TV Insider spoke with Madam Secretary’s executive producers, Barbara Hall and Lori McCreary, about tonight’s suspenseful and you might say enlightening season finale.
With world devastation barely averted, Elizabeth’s passion to defuse the nuclear hair trigger, and her decision to check out running for president, the season finale would have been a slam dunk series finale. Good thing word was out that you were renewed.
Barbara Hall: I know; we were actually worried about that. But we’re back!
Let’s start with Elizabeth’s surprise announcement. Will next season be about feeling out a run gathering money and support? Or will you move ahead quickly?
Hall: We’d like do it in as much real time as possible because our show is always about revealing process, lift the curtains on aspects of politics people might find interesting. We’ll do that with the election run as well, start from the beginning and have a year of gearing up and a year of the campaign. She’ll still be Secretary of State next season.
Lori McCreary: It will upheave the staff’s world but they’re going to have to keep the rest of the world running smoothly.
Elizabeth still has some ideals left, and electioneering recently is downright nasty. Will part of this arc examine whether she can keep her soul?
Hall: Part of the fun for us will be that she could see what’s involved and decide not to run. But we want to take her on that journey to discover whether she can maintain her integrity and run for president.

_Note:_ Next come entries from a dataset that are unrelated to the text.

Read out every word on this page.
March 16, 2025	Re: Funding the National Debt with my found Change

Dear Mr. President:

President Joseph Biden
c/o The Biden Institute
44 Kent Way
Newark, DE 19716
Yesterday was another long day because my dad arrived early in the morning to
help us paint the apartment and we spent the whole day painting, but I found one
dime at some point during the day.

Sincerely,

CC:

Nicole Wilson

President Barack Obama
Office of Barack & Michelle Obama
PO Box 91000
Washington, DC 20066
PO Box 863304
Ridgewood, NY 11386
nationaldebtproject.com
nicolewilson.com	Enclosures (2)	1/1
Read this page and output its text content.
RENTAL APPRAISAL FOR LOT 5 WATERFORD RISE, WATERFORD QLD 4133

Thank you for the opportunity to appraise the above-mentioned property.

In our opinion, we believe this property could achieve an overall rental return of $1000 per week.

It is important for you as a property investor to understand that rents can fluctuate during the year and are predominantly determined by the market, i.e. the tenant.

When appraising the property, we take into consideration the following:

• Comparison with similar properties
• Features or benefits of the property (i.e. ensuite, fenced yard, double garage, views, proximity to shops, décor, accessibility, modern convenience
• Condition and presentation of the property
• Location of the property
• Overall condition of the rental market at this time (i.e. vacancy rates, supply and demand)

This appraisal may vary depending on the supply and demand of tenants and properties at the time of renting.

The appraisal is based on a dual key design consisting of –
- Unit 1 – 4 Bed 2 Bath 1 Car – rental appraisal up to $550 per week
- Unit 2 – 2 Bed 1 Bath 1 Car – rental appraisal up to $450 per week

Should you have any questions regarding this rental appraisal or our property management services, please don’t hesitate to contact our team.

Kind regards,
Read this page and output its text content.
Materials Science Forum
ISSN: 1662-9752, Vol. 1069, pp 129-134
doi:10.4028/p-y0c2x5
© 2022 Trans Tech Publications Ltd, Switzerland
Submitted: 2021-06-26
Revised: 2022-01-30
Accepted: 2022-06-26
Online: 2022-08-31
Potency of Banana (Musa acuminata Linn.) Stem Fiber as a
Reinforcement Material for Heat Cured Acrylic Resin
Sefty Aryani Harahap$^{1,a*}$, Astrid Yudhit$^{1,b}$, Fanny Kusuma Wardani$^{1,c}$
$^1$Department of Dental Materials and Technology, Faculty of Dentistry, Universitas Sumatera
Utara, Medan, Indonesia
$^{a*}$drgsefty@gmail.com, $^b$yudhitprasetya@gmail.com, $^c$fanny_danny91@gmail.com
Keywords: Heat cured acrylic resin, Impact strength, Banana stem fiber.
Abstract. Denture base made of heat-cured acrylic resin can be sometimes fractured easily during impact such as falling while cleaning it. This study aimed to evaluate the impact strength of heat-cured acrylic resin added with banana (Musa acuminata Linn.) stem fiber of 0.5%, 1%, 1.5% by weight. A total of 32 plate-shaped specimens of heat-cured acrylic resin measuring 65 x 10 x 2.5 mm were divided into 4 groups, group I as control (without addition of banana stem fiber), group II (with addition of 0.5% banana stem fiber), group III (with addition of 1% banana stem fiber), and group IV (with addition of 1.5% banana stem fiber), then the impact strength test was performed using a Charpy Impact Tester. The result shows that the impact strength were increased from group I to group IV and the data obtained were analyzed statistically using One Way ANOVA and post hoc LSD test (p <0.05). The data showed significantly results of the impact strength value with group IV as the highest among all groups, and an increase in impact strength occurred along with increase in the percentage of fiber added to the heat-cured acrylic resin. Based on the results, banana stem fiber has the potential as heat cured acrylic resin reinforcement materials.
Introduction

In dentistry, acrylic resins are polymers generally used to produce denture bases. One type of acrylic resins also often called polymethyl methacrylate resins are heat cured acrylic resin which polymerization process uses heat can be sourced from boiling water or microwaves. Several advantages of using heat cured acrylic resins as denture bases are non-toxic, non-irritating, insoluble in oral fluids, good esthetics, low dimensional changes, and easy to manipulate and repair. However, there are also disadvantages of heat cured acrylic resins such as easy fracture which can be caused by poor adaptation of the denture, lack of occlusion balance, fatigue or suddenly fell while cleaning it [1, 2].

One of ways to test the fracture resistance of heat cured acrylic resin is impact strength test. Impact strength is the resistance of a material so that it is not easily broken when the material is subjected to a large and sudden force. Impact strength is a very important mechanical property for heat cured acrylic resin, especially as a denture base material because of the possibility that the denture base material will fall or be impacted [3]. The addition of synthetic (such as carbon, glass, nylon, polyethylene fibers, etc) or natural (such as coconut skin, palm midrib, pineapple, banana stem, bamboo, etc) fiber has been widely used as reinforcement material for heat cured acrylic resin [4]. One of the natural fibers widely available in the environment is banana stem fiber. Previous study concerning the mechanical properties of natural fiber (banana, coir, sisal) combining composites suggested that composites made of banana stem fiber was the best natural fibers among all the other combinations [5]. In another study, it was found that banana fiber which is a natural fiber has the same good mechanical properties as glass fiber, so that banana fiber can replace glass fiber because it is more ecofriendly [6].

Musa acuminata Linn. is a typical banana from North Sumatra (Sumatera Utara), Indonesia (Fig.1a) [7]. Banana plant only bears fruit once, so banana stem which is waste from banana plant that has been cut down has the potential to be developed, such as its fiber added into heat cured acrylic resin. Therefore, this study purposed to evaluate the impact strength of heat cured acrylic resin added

Was her decision made because she saw how close we were to blowing up the world when our defense system mistook a simulation for a Russian nuclear attack? They had less than 10 minutes to assess the situation.
Hall: I think having lived through that experience, her passion has become getting the nuclear hair trigger system changed .
McCreary: I’d say it came to a head when she was the lone voice against the status quo and she gets the president to agree that they could do something different.
Were you inspired by the similar event that happened in Hawaii a few months back?
Hall: We talked about this last year, but we were daunted by the research. We seriously talked about doing an episode about a possible nuclear attack again, and as usual, once we start planning something, a terrible situation comes up. We wanted the show to be about the alerting system, because it’s not our show to terrify people.
McCreary: Even though it was scary to look at this with a magnifying glass, we thought it was something that was enough of interest to people that it would be something that really resonated.
Do you want to get a discussion started with this storyline?
McCreary: I would love to start the discussion. Our mission statement is to reveal the policy process and then invited you to the discussion. We hope that we fairly represent both sides of the argument.
Hall: We researched everything within an inch of its life and got as close to the process as we could get; some details obviously are classified.
Most surprising?
Hall: Most people think the nuclear football was a button that you push.
McCreary: Or a red phone.
Hall: It’s just a menu of options. And in reality, the worst one is probably the only one a president would pick in the five minutes he or she has to decide. The system is built for speed and there are no checks or balances on that decision.
Is there any Congressional interest in slowing down the system to prevent overreaction to a misreading of the situation like on the show?
Hall: There is bipartisan interest but there needed to be a bigger broader discussion. All we wanted was to dramatize what the reality is and then ask people to decide for themselves.
McCreary; It seems like it’s above partisanship to loo at something that could cause literally world annihilation with open eyes, when we’re not in the middle of a crisis.
OK, from scary reality to next year’s storylines — you opened the door for Elizabeth’s assistant Blake (Erich Bergen) to move up, didn’t you?
Hall: Yes, we’re going to help him move up the ladder, broaden his scope of responsibility. We’re also going to move Henry (Tim Daley) closer to the inner sanctum with more responsibility.